The U.S. Department of Energy (DOE) Advanced Research Projects Agency-Energy (ARPA-E) announced 10 selections for the Quantum Computing for Computational Chemistry (QC3) program. Five of the 10 projects—representing over $16M in funding—are being led by corporate partners of the Chicago Quantum Exchange (CQE).
Xanadu, PsiQuantum, Infleqtion, Quantinuum, and CQE core partner Boeing will use this funding for quantum computing projects that may solve pivotal problems beyond the reach of classical computers, developing and applying quantum algorithms to accelerate simulations of chemistry and materials science.
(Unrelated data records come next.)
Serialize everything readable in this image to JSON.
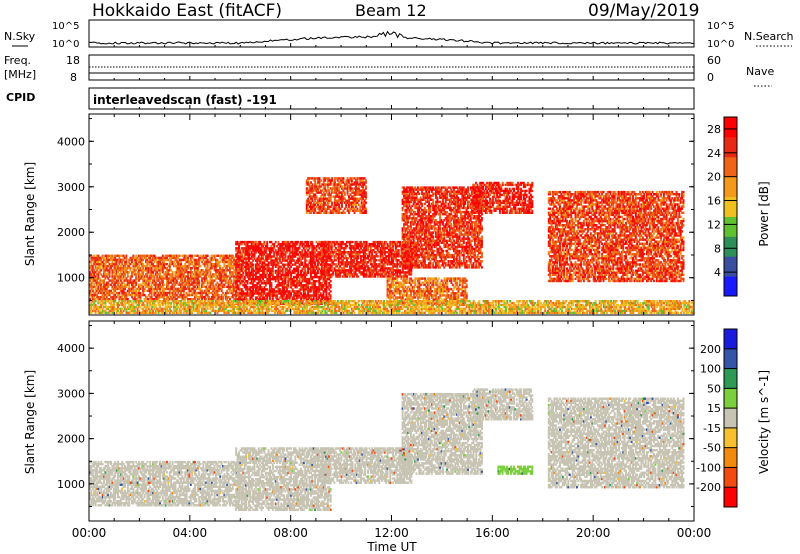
{
  "header": {
    "radar": "Hokkaido East (fitACF)",
    "beam": "Beam 12",
    "date": "09/May/2019"
  },
  "strip": {
    "nsky_label": "N.Sky",
    "nsky_ticks": [
      "10^5",
      "10^0"
    ],
    "nsearch_label": "N.Search",
    "nsearch_ticks": [
      "10^5",
      "10^0"
    ],
    "freq_label": "Freq.",
    "freq_unit": "[MHz]",
    "freq_ticks": [
      "18",
      "8"
    ],
    "nave_label": "Nave",
    "nave_ticks": [
      "60",
      "0"
    ],
    "cpid_label": "CPID",
    "cpid_value": "interleavedscan (fast) -191"
  },
  "colors": {
    "power": [
      "#1a1aff",
      "#3a4ea0",
      "#2e8f5a",
      "#5fc030",
      "#f0c020",
      "#f39a1a",
      "#f06418",
      "#e82a14",
      "#ff0000"
    ],
    "velocity": [
      "#ff0000",
      "#f24a10",
      "#f28a10",
      "#f6c030",
      "#c8c4b4",
      "#7ccf3c",
      "#2f9a55",
      "#3555a8",
      "#1a1add"
    ]
  },
  "chart_data": [
    {
      "type": "heatmap",
      "title": "Power",
      "xlabel": "",
      "ylabel": "Slant Range [km]",
      "x_ticks": [
        "00:00",
        "04:00",
        "08:00",
        "12:00",
        "16:00",
        "20:00",
        "00:00"
      ],
      "xlim_hours": [
        0,
        24
      ],
      "y_ticks": [
        1000,
        2000,
        3000,
        4000
      ],
      "ylim": [
        180,
        4600
      ],
      "colorbar_label": "Power [dB]",
      "colorbar_ticks": [
        4,
        8,
        12,
        16,
        20,
        24,
        28
      ],
      "colorbar_range": [
        0,
        30
      ],
      "echo_regions": [
        {
          "t": [
            0.0,
            6.0
          ],
          "range_km": [
            500,
            1500
          ],
          "value": 22
        },
        {
          "t": [
            5.8,
            9.6
          ],
          "range_km": [
            400,
            1800
          ],
          "value": 27
        },
        {
          "t": [
            8.6,
            11.0
          ],
          "range_km": [
            2400,
            3200
          ],
          "value": 24
        },
        {
          "t": [
            9.2,
            12.8
          ],
          "range_km": [
            1000,
            1800
          ],
          "value": 26
        },
        {
          "t": [
            11.8,
            15.0
          ],
          "range_km": [
            400,
            1000
          ],
          "value": 21
        },
        {
          "t": [
            12.4,
            15.6
          ],
          "range_km": [
            1200,
            3000
          ],
          "value": 25
        },
        {
          "t": [
            15.2,
            17.6
          ],
          "range_km": [
            2400,
            3100
          ],
          "value": 26
        },
        {
          "t": [
            18.2,
            23.6
          ],
          "range_km": [
            900,
            2900
          ],
          "value": 24
        },
        {
          "t": [
            0.0,
            24.0
          ],
          "range_km": [
            200,
            500
          ],
          "value": 17
        }
      ]
    },
    {
      "type": "heatmap",
      "title": "Velocity",
      "xlabel": "Time UT",
      "ylabel": "Slant Range [km]",
      "x_ticks": [
        "00:00",
        "04:00",
        "08:00",
        "12:00",
        "16:00",
        "20:00",
        "00:00"
      ],
      "xlim_hours": [
        0,
        24
      ],
      "y_ticks": [
        1000,
        2000,
        3000,
        4000
      ],
      "ylim": [
        180,
        4600
      ],
      "colorbar_label": "Velocity [m s^-1]",
      "colorbar_ticks": [
        "200",
        "100",
        "50",
        "15",
        "-15",
        "-50",
        "-100",
        "-200"
      ],
      "echo_regions": [
        {
          "t": [
            0.0,
            6.0
          ],
          "range_km": [
            500,
            1500
          ],
          "value": 0
        },
        {
          "t": [
            5.8,
            9.6
          ],
          "range_km": [
            400,
            1800
          ],
          "value": 0
        },
        {
          "t": [
            9.2,
            12.8
          ],
          "range_km": [
            1000,
            1800
          ],
          "value": 0
        },
        {
          "t": [
            12.4,
            15.6
          ],
          "range_km": [
            1200,
            3000
          ],
          "value": 0
        },
        {
          "t": [
            15.2,
            17.6
          ],
          "range_km": [
            2400,
            3100
          ],
          "value": 0
        },
        {
          "t": [
            16.2,
            17.6
          ],
          "range_km": [
            1200,
            1400
          ],
          "value": 40
        },
        {
          "t": [
            18.2,
            23.6
          ],
          "range_km": [
            900,
            2900
          ],
          "value": 0
        }
      ]
    }
  ]
}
The diversity of types of quantum computers among the projects showcases the breadth of quantum computing work being done in the CQE community.
“Seeing half of the ARPA-E QC3 awards concentrated within the Chicago Quantum Exchange network is a clear validation of the industrial ecosystem we’ve built here,” said David Awschalom, the Liew Family Professor of Molecular Engineering and Physics at the University of Chicago and the director of the CQE. “It proves that the Midwest is no longer just a research hub—it’s the primary engine moving quantum technology out of the lab and into the real world.”
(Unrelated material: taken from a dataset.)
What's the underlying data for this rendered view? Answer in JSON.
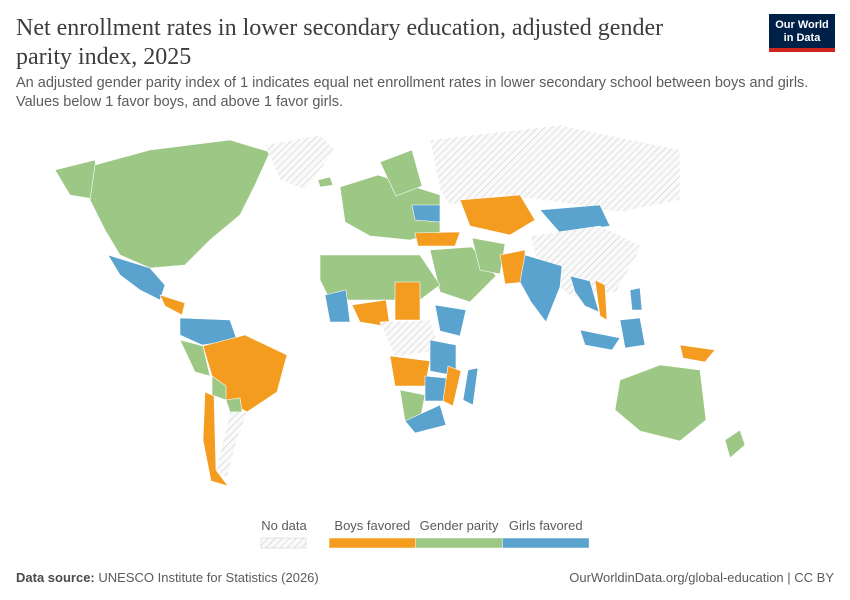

- Boeing will aim to develop a new method for modeling material corrosion (i.e., rust). The team seeks to improve material durability across a range of aerospace, steel, and electric battery applications, with the goal of delivering corrosion rate predictions up to 100x faster and more accurate than state-of-the-art approaches.
- Infleqtion, a planned tenant of the Illinois Quantum and Microelectronics Park (IQMP), will use their neutral atom quantum computer and a pioneering new algorithm to improve understanding of superconductivity and discover new, previously unknown, superconductor materials. (Read Infleqtion’s release.)
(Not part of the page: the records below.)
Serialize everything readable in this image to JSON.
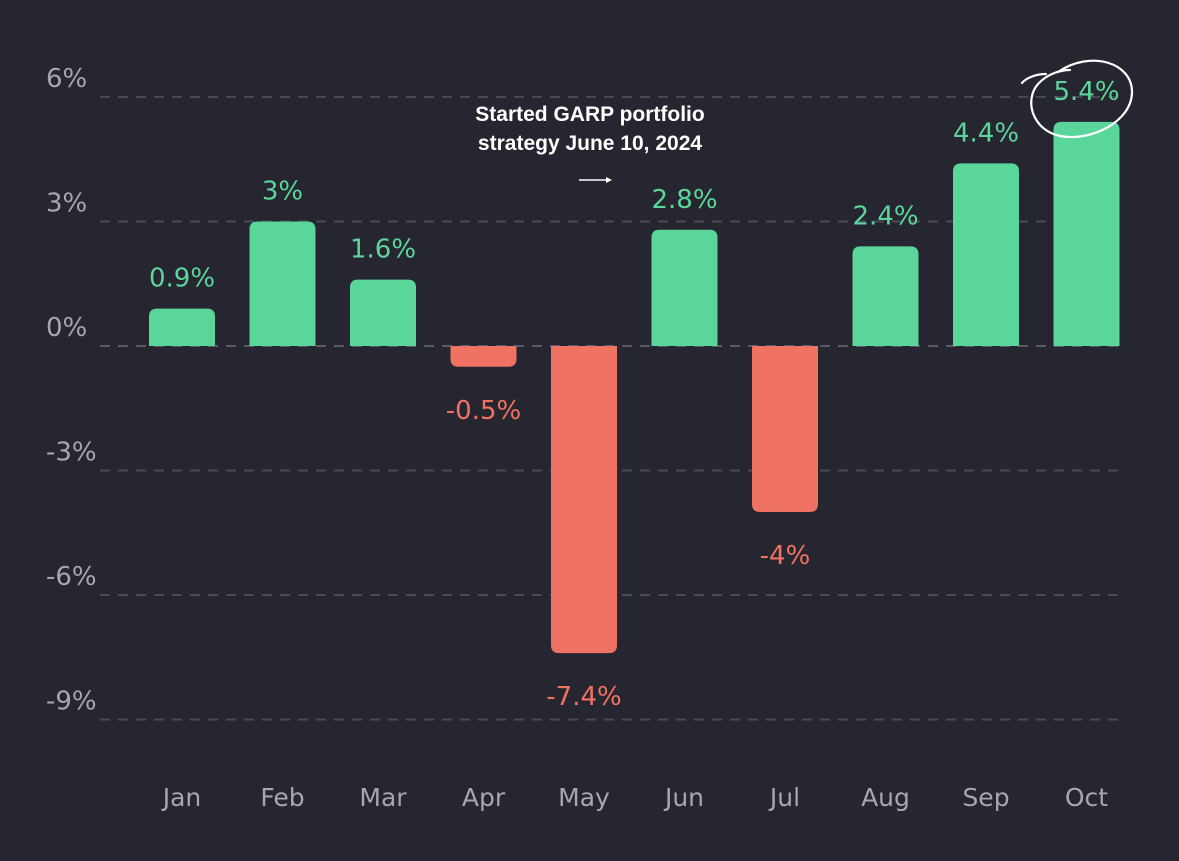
{
  "chart_data": {
    "type": "bar",
    "categories": [
      "Jan",
      "Feb",
      "Mar",
      "Apr",
      "May",
      "Jun",
      "Jul",
      "Aug",
      "Sep",
      "Oct"
    ],
    "values": [
      0.9,
      3,
      1.6,
      -0.5,
      -7.4,
      2.8,
      -4,
      2.4,
      4.4,
      5.4
    ],
    "value_labels": [
      "0.9%",
      "3%",
      "1.6%",
      "-0.5%",
      "-7.4%",
      "2.8%",
      "-4%",
      "2.4%",
      "4.4%",
      "5.4%"
    ],
    "y_ticks": [
      6,
      3,
      0,
      -3,
      -6,
      -9
    ],
    "y_tick_labels": [
      "6%",
      "3%",
      "0%",
      "-3%",
      "-6%",
      "-9%"
    ],
    "ylim": [
      -9,
      6
    ],
    "grid": true,
    "colors": {
      "positive": "#5ad69b",
      "negative": "#f07262"
    },
    "annotation": {
      "line1": "Started GARP portfolio",
      "line2": "strategy June 10, 2024"
    },
    "highlighted_category": "Oct"
  }
}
- PsiQuantum, anchor tenant of the IQMP, will develop fault-tolerant quantum computing workflows which integrate quantum chemistry simulations, classical computation, and high-throughput experiments to design new catalysts for direct conversion of methane to methanol.
- Quantinuum will develop quantum algorithms optimized for its trapped ion quantum computer hardware, targeting dynamical simulations for improved hydrogen fuel cells and electrolyzers. These devices could enable production of low-cost hydrogen as a fuel and chemical feedstock.
- Xanadu, in partnership with the University of Chicago, will focus on developing quantum algorithms to study key processes of defect formations in battery materials. These simulations will yield critical data essential for accelerating the development of batteries with higher energy densities and extended longevity. (Read Xanadu’s release and UChicago’s release.)